Nie mamy na kogo głosować. Dlatego nie chodzimy na wybory?
Badanie zostało zrealizowane w październiku 2012 roku (w rocznicę wyborów parlamentarnych) metodą CAPI na próbie 977 dorosłych mieszkańców Polski. Najczęściej (18,5%) wymienianym przez respondentów powodem absencji wyborczej podczas ostatnich wyborów jest brak odpowiedniego kandydata lub partii. Na drugim miejscu wskazywana jest choroba lub niepełnosprawność (14,2%). Dalej ankietowani wymieniają powody typu „nie chodzę na wybory” i „nie ma sensu głosować” (10,2%), brak zainteresowania polityką i wyborami (9,2%) oraz rozczarowanie politykami i/lub rządem (6,8%). *Zaskakujące, że zaledwie 2,2% badanych wskazuje: „mój głos nie ma znaczenia” lub „moi kandydaci nie przejdą”.

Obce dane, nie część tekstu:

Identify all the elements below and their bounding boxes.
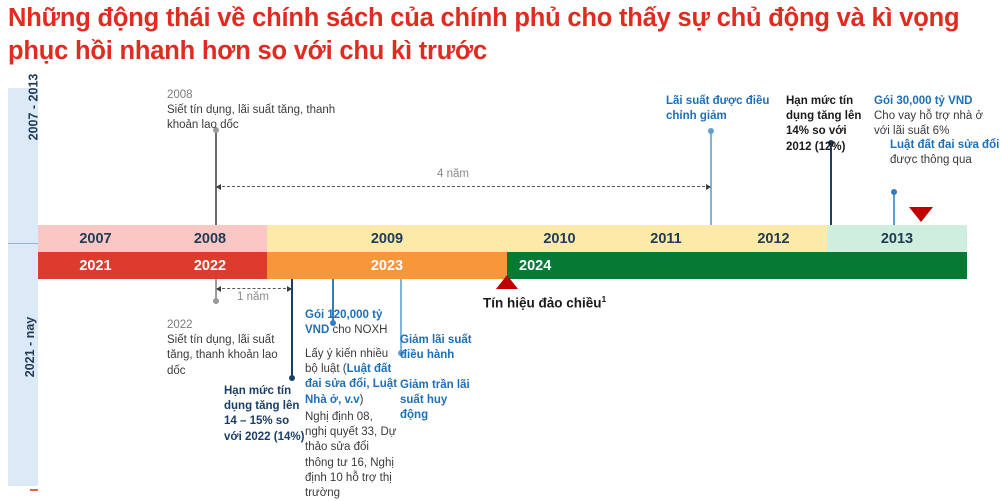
connector-dot <box>708 128 714 134</box>
timeline-segment-2022: 2022 <box>153 252 267 279</box>
note-package-30k: Gói 30,000 tỷ VND Cho vay hỗ trợ nhà ở v… <box>874 94 996 140</box>
timeline-segment-2024: 2024 <box>507 252 967 279</box>
axis-label-2021-nay-text: 2021 - nay <box>23 317 37 377</box>
note-decrees: Nghị định 08, nghị quyết 33, Dự thảo sửa… <box>305 410 397 501</box>
axis-label-2007-2013-text: 2007 - 2013 <box>26 74 40 141</box>
timeline-segment-2012: 2012 <box>720 225 827 252</box>
axis-divider <box>8 243 38 244</box>
segment-label: 2008 <box>194 231 226 247</box>
connector-note-credit-limit-14 <box>830 143 832 225</box>
segment-label: 2011 <box>650 231 681 247</box>
period-axis-panel <box>8 88 38 486</box>
measure-one-year-label: 1 năm <box>237 291 269 303</box>
segment-label: 2007 <box>79 231 111 247</box>
note-land-law: Luật đất đai sửa đổi được thông qua <box>890 138 1000 168</box>
signal-reversal-text: Tín hiệu đảo chiều <box>483 296 602 311</box>
timeline-segment-2009: 2009 <box>267 225 507 252</box>
timeline-segment-2023: 2023 <box>267 252 507 279</box>
axis-label-2021-nay: 2021 - nay <box>0 340 30 354</box>
timeline-segment-2010: 2010 <box>507 225 612 252</box>
note-credit-limit-15: Hạn mức tín dụng tăng lên 14 – 15% so vớ… <box>224 384 308 445</box>
note-deposit-cap-heading: Giảm trần lãi suất huy động <box>400 378 478 424</box>
note-2008: 2008 Siết tín dụng, lãi suất tăng, thanh… <box>167 88 352 134</box>
axis-label-2007-2013: 2007 - 2013 <box>0 100 30 114</box>
segment-label: 2021 <box>79 258 111 274</box>
segment-label: 2024 <box>519 258 551 274</box>
measure-four-years-label: 4 năm <box>437 168 469 180</box>
note-land-law-heading: Luật đất đai sửa đổi <box>890 139 999 151</box>
measure-one-year <box>217 288 291 290</box>
timeline-segment-2008: 2008 <box>153 225 267 252</box>
timeline-segment-2007: 2007 <box>38 225 153 252</box>
infographic-canvas: Những động thái về chính sách của chính … <box>0 0 1000 494</box>
note-credit-limit-14-heading: Hạn mức tín dụng tăng lên 14% so với 201… <box>786 94 874 155</box>
timeline-segment-2021: 2021 <box>38 252 153 279</box>
footnote-tick-icon <box>30 489 38 491</box>
note-rate-cut: Lãi suất được điều chỉnh giảm <box>666 94 776 124</box>
note-consultation: Lấy ý kiến nhiều bộ luật (Luật đất đai s… <box>305 347 401 408</box>
connector-note-2008 <box>215 130 217 225</box>
note-package-30k-heading: Gói 30,000 tỷ VND <box>874 95 972 107</box>
note-2022-body: Siết tín dụng, lãi suất tăng, thanh khoả… <box>167 334 278 376</box>
signal-reversal-label: Tín hiệu đảo chiều1 <box>483 294 606 311</box>
note-package-30k-body: Cho vay hỗ trợ nhà ở với lãi suất 6% <box>874 110 983 137</box>
segment-label: 2023 <box>371 258 403 274</box>
connector-note-land-law <box>893 192 895 225</box>
connector-dot <box>213 298 219 304</box>
connector-note-rate-cut <box>710 131 712 225</box>
note-2008-body: Siết tín dụng, lãi suất tăng, thanh khoả… <box>167 104 335 131</box>
segment-label: 2013 <box>881 231 913 247</box>
note-policy-rate-heading: Giảm lãi suất điều hành <box>400 333 472 363</box>
note-credit-limit-15-heading: Hạn mức tín dụng tăng lên 14 – 15% so vớ… <box>224 384 308 445</box>
note-decrees-body: Nghị định 08, nghị quyết 33, Dự thảo sửa… <box>305 410 397 501</box>
note-rate-cut-heading: Lãi suất được điều chỉnh giảm <box>666 94 776 124</box>
segment-label: 2009 <box>371 231 403 247</box>
page-title: Những động thái về chính sách của chính … <box>8 2 988 67</box>
note-package-120k: Gói 120,000 tỷ VND cho NOXH <box>305 308 399 338</box>
timeline-segment-2011: 2011 <box>612 225 720 252</box>
note-2022-year: 2022 <box>167 319 193 331</box>
timeline-segment-2013: 2013 <box>827 225 967 252</box>
marker-triangle-2013-icon <box>909 207 933 222</box>
note-policy-rate: Giảm lãi suất điều hành <box>400 333 472 363</box>
timeline-bar-top: 2007 2008 2009 2010 2011 2012 2013 <box>38 225 967 252</box>
note-land-law-body: được thông qua <box>890 154 972 166</box>
connector-dot <box>891 189 897 195</box>
segment-label: 2022 <box>194 258 226 274</box>
note-deposit-cap: Giảm trần lãi suất huy động <box>400 378 478 424</box>
segment-label: 2010 <box>543 231 575 247</box>
note-credit-limit-14: Hạn mức tín dụng tăng lên 14% so với 201… <box>786 94 874 155</box>
note-package-120k-body: cho NOXH <box>332 324 387 336</box>
note-2008-year: 2008 <box>167 89 193 101</box>
note-consultation-body-post: ) <box>360 394 364 406</box>
measure-four-years <box>217 186 710 188</box>
marker-triangle-signal-icon <box>496 275 518 289</box>
segment-label: 2012 <box>757 231 789 247</box>
note-2022: 2022 Siết tín dụng, lãi suất tăng, thanh… <box>167 318 292 379</box>
signal-footnote-marker: 1 <box>602 294 607 304</box>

Aby zbadać czy absencja wyborcza jest rzeczywiście funkcją niedostatecznej „podaży” politycznej respondentom przedstawiono sześć ogólnych stwierdzeń na temat wyborów, pytając czy zgadzają się z daną kwestią.
Prawie 53% badanych uważa, że partie przedstawiają programy, które nie odpowiadają potrzebom ludzi. Dla ponad połowy (58,9% respondentów) proponowani kandydaci nie nadają się na posłów czy radnych. Partie promują swoich ludzi – „miernych, ale wiernych”, tak uważa aż 76,9%. Podczas głosowania nie ma szans wybrać osoby, która dobrze reprezentowałaby miejsce zamieszkania wyborcy, to opinia aż 57,5% ankietowanych.
Badani, którzy uważają, że partie przedstawiają programy, które nie odpowiadają potrzebom obywateli są bardziej skłonni do absencji. Jeśli spojrzymy na rozkład odpowiedzi pod kątem głosowania na konkretne partie, okaże się, że zgoda z tym stwierdzeniem zmniejsza szanse na
głosowanie na Polskie Stronnictwo Ludowe.
Wbrew powszechnym opiniom stosunkowo niewielki odsetek respondentów (33%) uważa polityków za osoby nieuczciwe. Warto zwrócić jednak uwagę, na duży (w stosunku do pozostałych stwierdzeń) odsetek niezdecydowanych – aż 37% nie udzieliło odpowiedzi na to pytanie. Respondenci, którzy uważają, że politycy to osoby nieuczciwe są mniej skłonni do udziału w wyborach, a jeżeli już idą na wybory to chętniej głosują na Prawo i Sprawiedliwość i Polskie Stronnictwo Ludowe.
Respondenci, którzy zgodzili się z twierdzeniem, że nikt nie dba o to, aby dostarczyć ludziom informacji niezbędnych do dokonania mądrego wyboru, są mniej skłonni głosować na Sojusz Lewicy Demokratycznej, a bardziej skłonni oddać swój głos na Ruch Palikota.
Badanie pokazuje także, że bardzo niewielki odsetek respondentów myśli o korzystaniu z biernego prawa wyborczego. Zaledwie 4,7% kiedykolwiek myślało o kandydowaniu, a jedynie 3,8% kandydowało w wyborach (najczęściej do rady gminy, do rady powiatu bądź do rady sołeckiej).
Aż 91,5% respondentów nigdy nie myślało o kandydowaniu na posła, senatora, wójta, burmistrza, prezydenta miasta lub kraju, radnego, czy chociażby sołtysa lub członka rady osiedla. To pokazuje, że stanowiska wybieralne są „zarezerwowane” dla wąskiej elity.
Respondentów, którzy nie głosowali w wyborach parlamentarnych w 2011 roku zapytano o ostatnie wybory, w jakich brali udział. Okazało się, że aż 15,8% to osoby, które nigdy nie brały udziału w wyborach.
Zaledwie 19,2 % niegłosujących potrafiło precyzyjnie podać rodzaj i datę ostatnich wyborów (głównie przypominają sobie wybory prezydenckie z 2010 roku, zdecydowanie mniej osób kojarzy pozostałe wybory). Co piąty niegłosujący (19,7%) w ogóle nie pamięta w jakich wyborach ostatnio
uczestniczył.
Wyniki badań potwierdziły, że polski wyborca (w odróżnieniu od niegłosujących) jest lepiej wykształcony, charakteryzuje się wyższym statusem zawodowym (kadra kierownicza, specjaliści z wyższym wykształceniem i pracujący na własny rachunek) i, co za tym idzie, wyższymi zarobkami, regularnie uczestniczy w nabożeństwach, interesuje się polityką oraz potrafi określić swoją orientację ideologiczną.